Он продолжал перечислять имена и звания, вежливый и добродушный, как всегда, но равнодушный: он как будто предложил мне список блюд, которые сам с удовольствием попробовал бы, не больше и не меньше. Он немного оживился, только когда стал демонстрировать мне достоинства своего Филипса. Он сказал, что это совершенно особенный аппарат, благодаря тому что он придумал для него некоторые изменения и усовершенствовал его с помощью одного замечательного миланского мастера. Эти усовершенствования касались прежде всего качества звука: у его приемника был не один динамик, а целых четыре разных «источника звука». Был динамик для низких звуков, для средних, для высоких и очень высоких, он прекрасно воспроизводил даже свист (тут он подмигнул). И он расположил их не рядом, как я мог бы подумать, нет! Внутри тумбочки, на которой стоял приемник, их было только два: для средних и высоких звуков. Динамик для очень высоких звуков он придумал спрягать подальше, возле окна, а четвертый, для низких звуков, был как раз под диваном, на котором я сидел. Он затеял все это, чтобы добиться стереофонического эффекта.

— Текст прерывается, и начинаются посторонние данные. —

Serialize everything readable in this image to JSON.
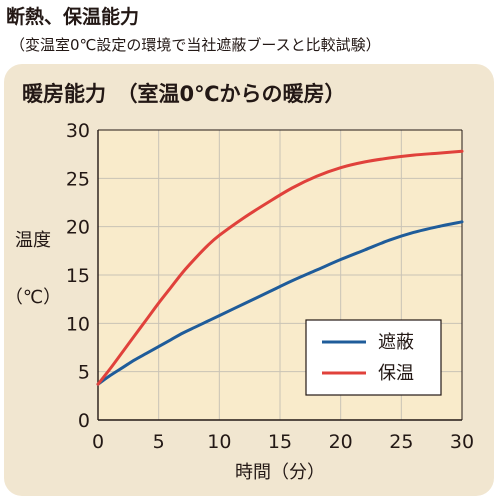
{
  "header": {
    "title": "断熱、保温能力",
    "subtitle": "（変温室0℃設定の環境で当社遮蔽ブースと比較試験）"
  },
  "colors": {
    "panel_bg": "#f1e6d0",
    "plot_bg": "#f9ebcb",
    "grid": "#c9c3b6",
    "series_shielding": "#1f5c9a",
    "series_warming": "#e0413b"
  },
  "chart_data": {
    "type": "line",
    "title": "暖房能力　（室温0℃からの暖房）",
    "xlabel": "時間（分）",
    "ylabel_main": "温度",
    "ylabel_unit": "（℃）",
    "xlim": [
      0,
      30
    ],
    "ylim": [
      0,
      30
    ],
    "xticks": [
      "0",
      "5",
      "10",
      "15",
      "20",
      "25",
      "30"
    ],
    "yticks": [
      "0",
      "5",
      "10",
      "15",
      "20",
      "25",
      "30"
    ],
    "grid": true,
    "legend_position": "bottom-right",
    "series": [
      {
        "name": "遮蔽",
        "color": "#1f5c9a",
        "x": [
          0,
          1,
          2,
          3,
          4,
          5,
          6,
          7,
          8,
          9,
          10,
          12,
          14,
          16,
          18,
          20,
          22,
          24,
          26,
          28,
          30
        ],
        "y": [
          3.7,
          4.6,
          5.4,
          6.2,
          6.9,
          7.6,
          8.3,
          9.0,
          9.6,
          10.2,
          10.8,
          12.0,
          13.2,
          14.4,
          15.5,
          16.6,
          17.6,
          18.6,
          19.4,
          20.0,
          20.5
        ]
      },
      {
        "name": "保温",
        "color": "#e0413b",
        "x": [
          0,
          1,
          2,
          3,
          4,
          5,
          6,
          7,
          8,
          9,
          10,
          12,
          14,
          16,
          18,
          20,
          22,
          24,
          26,
          28,
          30
        ],
        "y": [
          3.7,
          5.3,
          7.0,
          8.7,
          10.4,
          12.1,
          13.7,
          15.3,
          16.7,
          18.0,
          19.1,
          20.9,
          22.5,
          24.0,
          25.2,
          26.1,
          26.7,
          27.1,
          27.4,
          27.6,
          27.8
        ]
      }
    ]
  }
}
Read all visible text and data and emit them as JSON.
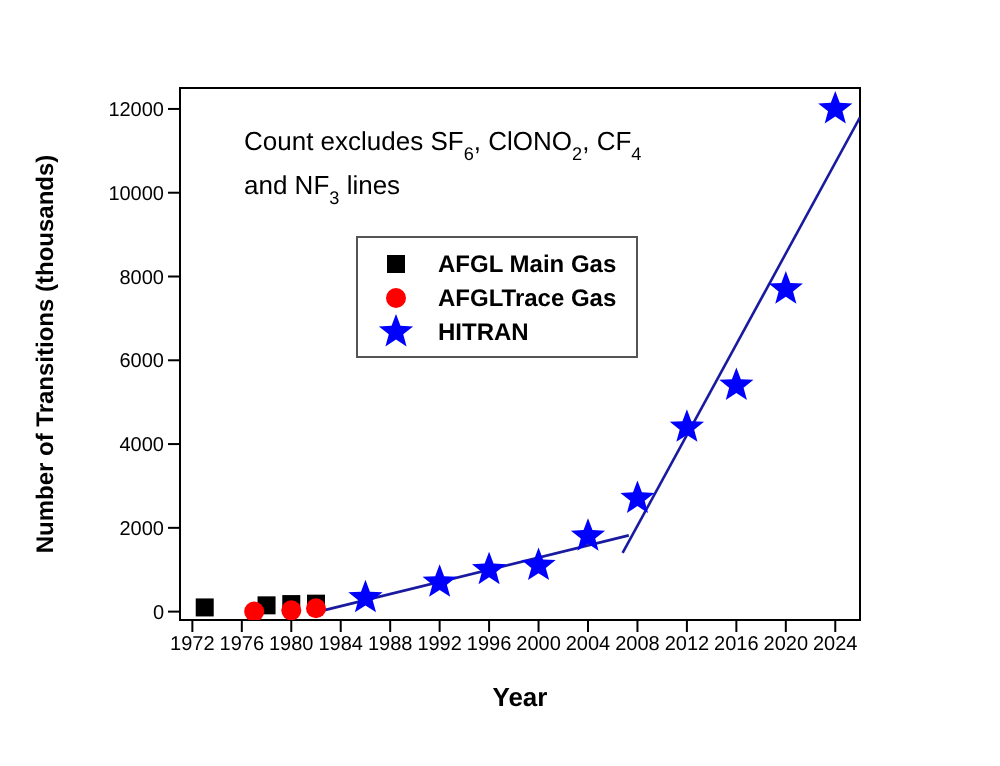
{
  "chart_data": {
    "type": "scatter",
    "xlabel": "Year",
    "ylabel": "Number of Transitions (thousands)",
    "annotations": [
      "Count excludes SF$_{6}$, ClONO$_{2}$, CF$_{4}$",
      "and NF$_{3}$ lines"
    ],
    "xlim": [
      1971,
      2026
    ],
    "xticks": [
      1972,
      1976,
      1980,
      1984,
      1988,
      1992,
      1996,
      2000,
      2004,
      2008,
      2012,
      2016,
      2020,
      2024
    ],
    "ylim": [
      -200,
      12500
    ],
    "yticks": [
      0,
      2000,
      4000,
      6000,
      8000,
      10000,
      12000
    ],
    "legend": "top left",
    "series": [
      {
        "name": "AFGL Main Gas",
        "color": "#000000",
        "marker": "square",
        "x": [
          1973,
          1978,
          1980,
          1982
        ],
        "values": [
          100,
          150,
          180,
          190
        ]
      },
      {
        "name": "AFGLTrace Gas",
        "color": "#ff0000",
        "marker": "circle",
        "x": [
          1977,
          1980,
          1982
        ],
        "values": [
          0,
          30,
          80
        ]
      },
      {
        "name": "HITRAN",
        "color": "#0000ff",
        "marker": "star",
        "x": [
          1986,
          1992,
          1996,
          2000,
          2004,
          2008,
          2012,
          2016,
          2020,
          2024
        ],
        "values": [
          330,
          700,
          1000,
          1100,
          1800,
          2700,
          4400,
          5400,
          7700,
          12000
        ]
      },
      {
        "type": "line",
        "color": "#1a1aa0",
        "marker": "none",
        "x": [
          1982.2,
          2007.3
        ],
        "values": [
          0,
          1820
        ]
      },
      {
        "type": "line",
        "color": "#1a1aa0",
        "marker": "none",
        "x": [
          2006.8,
          2026
        ],
        "values": [
          1400,
          11800
        ]
      }
    ]
  }
}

В этот момент вошла Дирче в голубом платье и белом переднике, завязанном на талии, толкая тележку с чайным подносом.
Я заметил, что на лице Альберто промелькнуло выражение недовольства. Наверное, девушка тоже это заметила.

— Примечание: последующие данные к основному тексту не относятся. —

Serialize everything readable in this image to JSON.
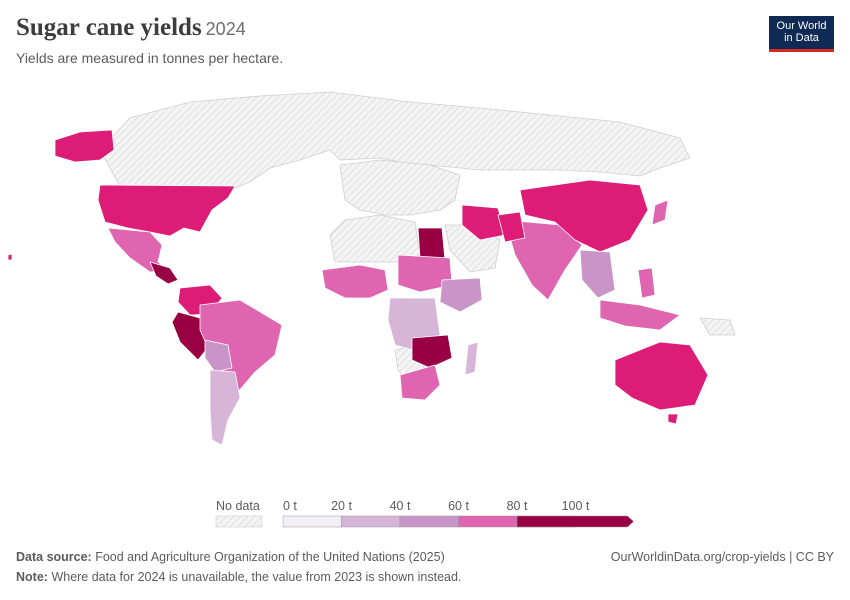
{
  "header": {
    "title": "Sugar cane yields",
    "year": "2024",
    "subtitle": "Yields are measured in tonnes per hectare."
  },
  "logo": {
    "line1": "Our World",
    "line2": "in Data"
  },
  "legend": {
    "no_data_label": "No data",
    "bins": [
      {
        "label": "0 t",
        "color": "#f1eef6"
      },
      {
        "label": "20 t",
        "color": "#d7b5d8"
      },
      {
        "label": "40 t",
        "color": "#c994c7"
      },
      {
        "label": "60 t",
        "color": "#df65b0"
      },
      {
        "label": "80 t",
        "color": "#dd1c77"
      },
      {
        "label": "100 t",
        "color": "#980043"
      }
    ]
  },
  "colors": {
    "no_data_fill": "#f4f4f4",
    "no_data_hatch": "#cfcfcf",
    "border": "#ffffff"
  },
  "footer": {
    "source_label": "Data source:",
    "source_text": "Food and Agriculture Organization of the United Nations (2025)",
    "url": "OurWorldinData.org/crop-yields | CC BY",
    "note_label": "Note:",
    "note_text": "Where data for 2024 is unavailable, the value from 2023 is shown instead."
  }
}
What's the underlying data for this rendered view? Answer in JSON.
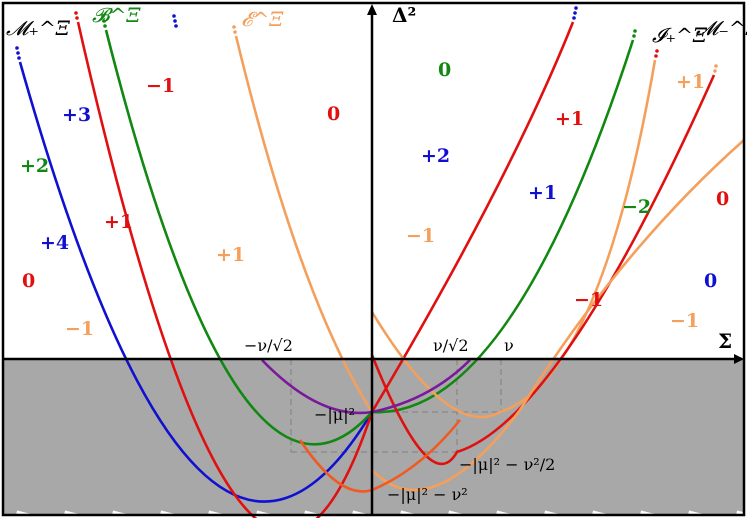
{
  "axes": {
    "x_label": "Σ",
    "y_label": "Δ²"
  },
  "curve_labels": {
    "M_plus": "𝓜₊^Ξ",
    "B": "𝓑^Ξ",
    "E": "𝓔^Ξ",
    "I_plus": "𝓘₊^Ξ",
    "M_minus": "𝓜₋^Ξ"
  },
  "annotations": {
    "neg_nu_sqrt2": "−ν/√2",
    "nu_sqrt2": "ν/√2",
    "nu": "ν",
    "neg_mu2": "−|μ|²",
    "neg_mu2_nu2_half": "−|μ|² − ν²/2",
    "neg_mu2_nu2": "−|μ|² − ν²"
  },
  "region_numbers": [
    {
      "id": "r1",
      "text": "+3",
      "color": "#1010d0"
    },
    {
      "id": "r2",
      "text": "+2",
      "color": "#118811"
    },
    {
      "id": "r3",
      "text": "+4",
      "color": "#1010d0"
    },
    {
      "id": "r4",
      "text": "0",
      "color": "#e01010"
    },
    {
      "id": "r5",
      "text": "−1",
      "color": "#f4a05c"
    },
    {
      "id": "r6",
      "text": "+1",
      "color": "#e01010"
    },
    {
      "id": "r7",
      "text": "−1",
      "color": "#e01010"
    },
    {
      "id": "r8",
      "text": "+1",
      "color": "#f4a05c"
    },
    {
      "id": "r9",
      "text": "0",
      "color": "#e01010"
    },
    {
      "id": "r10",
      "text": "0",
      "color": "#118811"
    },
    {
      "id": "r11",
      "text": "+2",
      "color": "#1010d0"
    },
    {
      "id": "r12",
      "text": "−1",
      "color": "#f4a05c"
    },
    {
      "id": "r13",
      "text": "+1",
      "color": "#e01010"
    },
    {
      "id": "r14",
      "text": "+1",
      "color": "#1010d0"
    },
    {
      "id": "r15",
      "text": "−2",
      "color": "#118811"
    },
    {
      "id": "r16",
      "text": "−1",
      "color": "#e01010"
    },
    {
      "id": "r17",
      "text": "+1",
      "color": "#f4a05c"
    },
    {
      "id": "r18",
      "text": "0",
      "color": "#e01010"
    },
    {
      "id": "r19",
      "text": "0",
      "color": "#1010d0"
    },
    {
      "id": "r20",
      "text": "−1",
      "color": "#f4a05c"
    }
  ],
  "colors": {
    "blue": "#1010d0",
    "red": "#e01010",
    "green": "#118811",
    "orange": "#f4a05c",
    "purple": "#7a1a9a",
    "hatch": "#a8a8a8",
    "dashed": "#808080"
  }
}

— Это профессор, стала оправдываться она, — приказал подать все сейчас.
— Ничего. Значит, мы выпьем по чашке чая.
Светловолосая, кудрявая, с румяными щеками, как все жительницы предальпийской части Венето, дочь Перотти расставила чашки молча, опустив глаза, и вышла. В воздухе остался приятный запах мыла и пудры. Мне показалось, что даже чай впитал его.

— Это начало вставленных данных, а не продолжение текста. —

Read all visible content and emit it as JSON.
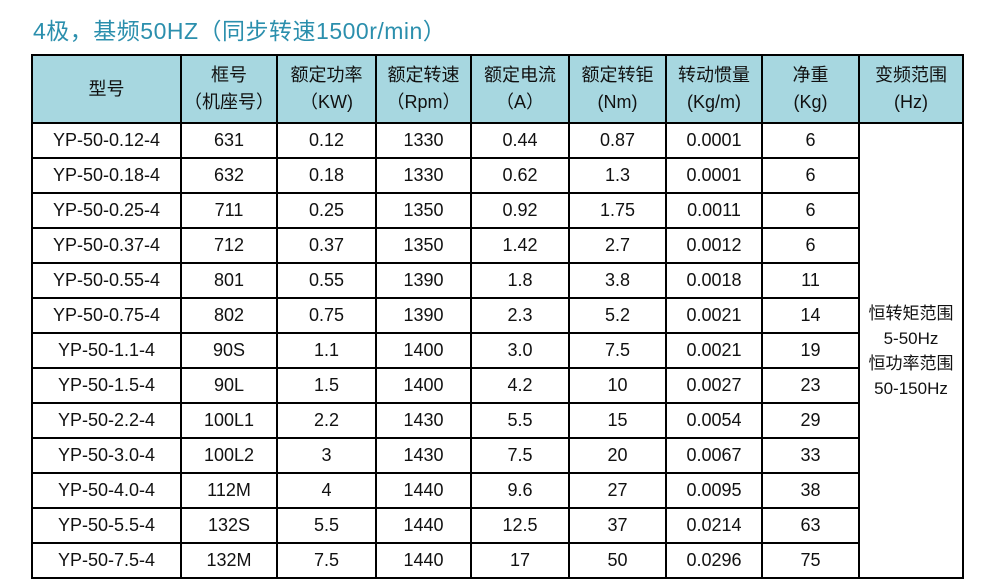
{
  "title": "4极，基频50HZ（同步转速1500r/min）",
  "colors": {
    "title_text": "#2b8fad",
    "header_bg": "#a7d7e0",
    "border": "#000000",
    "row_bg": "#ffffff"
  },
  "table": {
    "headers": [
      {
        "line1": "型号",
        "line2": ""
      },
      {
        "line1": "框号",
        "line2": "（机座号）"
      },
      {
        "line1": "额定功率",
        "line2": "（KW)"
      },
      {
        "line1": "额定转速",
        "line2": "（Rpm）"
      },
      {
        "line1": "额定电流",
        "line2": "（A）"
      },
      {
        "line1": "额定转钜",
        "line2": "(Nm)"
      },
      {
        "line1": "转动惯量",
        "line2": "(Kg/m)"
      },
      {
        "line1": "净重",
        "line2": "(Kg)"
      },
      {
        "line1": "变频范围",
        "line2": "(Hz)"
      }
    ],
    "rows": [
      [
        "YP-50-0.12-4",
        "631",
        "0.12",
        "1330",
        "0.44",
        "0.87",
        "0.0001",
        "6"
      ],
      [
        "YP-50-0.18-4",
        "632",
        "0.18",
        "1330",
        "0.62",
        "1.3",
        "0.0001",
        "6"
      ],
      [
        "YP-50-0.25-4",
        "711",
        "0.25",
        "1350",
        "0.92",
        "1.75",
        "0.0011",
        "6"
      ],
      [
        "YP-50-0.37-4",
        "712",
        "0.37",
        "1350",
        "1.42",
        "2.7",
        "0.0012",
        "6"
      ],
      [
        "YP-50-0.55-4",
        "801",
        "0.55",
        "1390",
        "1.8",
        "3.8",
        "0.0018",
        "11"
      ],
      [
        "YP-50-0.75-4",
        "802",
        "0.75",
        "1390",
        "2.3",
        "5.2",
        "0.0021",
        "14"
      ],
      [
        "YP-50-1.1-4",
        "90S",
        "1.1",
        "1400",
        "3.0",
        "7.5",
        "0.0021",
        "19"
      ],
      [
        "YP-50-1.5-4",
        "90L",
        "1.5",
        "1400",
        "4.2",
        "10",
        "0.0027",
        "23"
      ],
      [
        "YP-50-2.2-4",
        "100L1",
        "2.2",
        "1430",
        "5.5",
        "15",
        "0.0054",
        "29"
      ],
      [
        "YP-50-3.0-4",
        "100L2",
        "3",
        "1430",
        "7.5",
        "20",
        "0.0067",
        "33"
      ],
      [
        "YP-50-4.0-4",
        "112M",
        "4",
        "1440",
        "9.6",
        "27",
        "0.0095",
        "38"
      ],
      [
        "YP-50-5.5-4",
        "132S",
        "5.5",
        "1440",
        "12.5",
        "37",
        "0.0214",
        "63"
      ],
      [
        "YP-50-7.5-4",
        "132M",
        "7.5",
        "1440",
        "17",
        "50",
        "0.0296",
        "75"
      ]
    ],
    "frequency_note_lines": [
      "恒转矩范围",
      "5-50Hz",
      "恒功率范围",
      "50-150Hz"
    ]
  }
}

Я потихоньку пил чай и продолжал осматривать комнату. Меня восхищала обстановка, такая рациональная, функциональная, такая современная, совершенно не похожая на весь дом, и все же я не понимал, почему меня все больше и больше охватывает чувство неловкости, угнетенности.
— Тебе нравится, как я обставил студию? — спросил Альберто.
Казалось, он внезапно очень заинтересовался моим мнением. Я его не разочаровал, конечно, рассыпавшись в похвалах. Я сказал о простоте мебели, потом встал с дивана и пошел посмотреть поближе большой чертежный стол, стоявший возле окна, с прекрасной металлической складной лампой, и наконец выразил свое особенное восхищение рассеянным светом, который создавал уют, не утомлял глаза и позволял работать с особенным удовольствием.
Он слушал меня, кажется, с удовольствием.
— Ты сам придумал эту мебель?
— Ну, не совсем: я взял ее немного из «Домуса», немного из «Каза белла» и немного из «Студио», знаешь, есть такой английский журнал… А потом я заказал ее здесь, в Ферраре, одному столяру на улице Коперта.
Он добавил, что ему особенно приятно, что мне понравилась его мебель. Да и вообще, что за необходимость в быту и в работе окружать себя некрасивыми вещами или всякой рухлядью? Вот, например, Джампи Малнате (он слегка покраснел, упомянув о нем), он позволяет себе говорить, что такая студия больше похожа на жилище холостяка, он утверждает, что вещи сами по себе только паллиативы, суррогаты, а поскольку он принципиально против суррогатов и паллиативов любого сорта, он против техники, потому что техника склонна доверять любому ящику с совершенным замком (ну это так, к примеру) решение всех проблем индивида, включая проблемы морали и политики. Он же — и он указал пальцем себе на грудь — он придерживается совершенно иной точки зрения. Хотя он и уважает мнение Джампи (я ведь знаю, что он коммунист, да?), но считает, что жизнь и так нудная и тоскливая штука, и поэтому мебель и вещи, эти наши молчаливые и верные сожители, должны делать ее приятнее и веселее.
Я в первый раз видел, как он горячится, отстаивает одни идеи и отвергает другие. Мы выпили по второй чашке чая, но разговор теперь стал угасать, поэтому пришлось послушать музыку.